A comprehensive database of Tennessee native plants
Full to part sun; medium to moderately dry moisture level; prefers fertile, well-drained soil but tolerates clay and sandy soils; moderately acid to neutral pH.
6-8 feet height by 3-6 feet width; blooms June through August; lavender flowers; yellow, 2 inch, egg-shaped fruit.
Growth Rate: Rapid
Maintenance: No serious insect or disease problems. Roots can spread aggressively. To control spread, remove suckers regularly. Emerges fairly late in spring after all danger of frost is over so don’t get discouraged if it appears to have not made it through winter.
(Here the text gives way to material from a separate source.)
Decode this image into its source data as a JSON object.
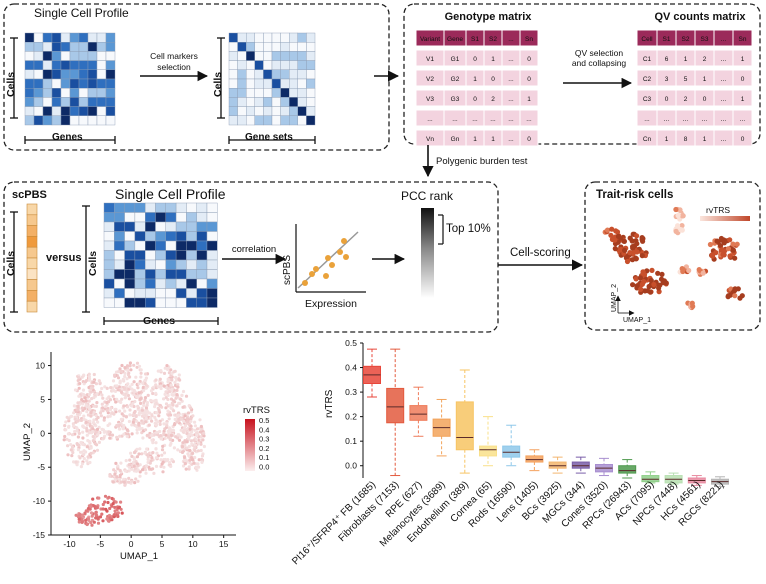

Propagation: Seed germination is sporadic over a long period, as much as 2 years. Cuttings and division are more predictable than seed propagation. Can use root suckers to propagate by division in early fall–remove and separate with a shovel, transplant and water immediately.
Native Region: Statewide
Attractive vine with unusual, showy flowers with a tropical look. Designated the Tennessee state wildflower. Climbs by tendrils from the leaf axils. Grows without care in a wide variety of places and well equipped for difficult ascents. Can be used on trellises, arbors, walls or fences or can be left to scramble across the ground. This is a perennial, herbaceous vine that dies back to the ground each winter. Prefers moist soil but highly drought tolerant once established. Requires direct sunlight for at least ½ day, and plants color their best when climbing in sun. The name Maypop comes from the hollow, yellow fruits that pop loudly when crushed. Although fruit is edible, it is not very tasty; can be cooked into juice or jelly. Leaves turn a brilliant crimson or cherry red in fall. Attracts butterflies and bees; is an important larval food source for Gulf Fritillary and Variegated Fritillary butterflies.